Adele thought that sounded ominous, but she hadn’t reckoned on Michael having such a winning way with people. He didn’t turn up till two days after the funeral, and in his arms he had a bundle of wood for the stove that he’d picked up by the river on the way down from Winchelsea.

‘I hope you don’t think me impertinent, Mrs Harris,’ he said, when Honour opened the door to him. ‘But I saw all this lying around and thought you might be glad of it.’

‘What a kind thought,’ she said. ‘Though I don’t know that your parents would approve of you roaming down here. But come on in, it’s a miserable raw day.’

Adele felt shy and awkward about Michael being in her home. Out on the marshes they were equals, but she expected he would think Granny’s house with its lack of electricity and outside lavatory a slum compared with his grandparents’ big house.

But Honour asked him about the funeral, and how his grandfather was bearing up, even mentioning that she knew him to be a good chess player, and Michael looked very comfortable and at ease with her as he had a cup of tea.

Honour was intending to make and bottle up her ginger beer that day. The mixture of yeast, ginger and sugar had been fermenting by the stove in a big pot for the past week. ‘May I help?’ Michael asked, when she mentioned it.
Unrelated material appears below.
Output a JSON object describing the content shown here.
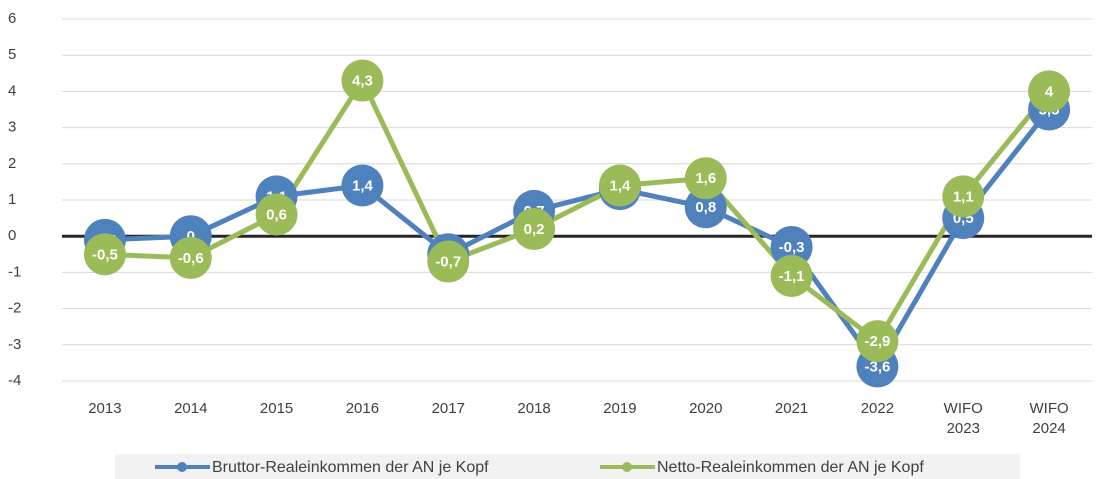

The bottles Honour was intending to use were still outside, unwashed. Never one to let a pair of willing hands go unused, she set Michael to the task in the scullery. She gave him a bottle brush, hot soapy water, and made him scour them out and remove any labels.

Adele was frightened he’d get fed up and want to leave, but he didn’t. He cleaned the bottles in no time, bringing them into the living room all sparkly, just as Adele and her grandmother had finished straining the yeast mixture, added lemon and water, and were ready to fill the bottles.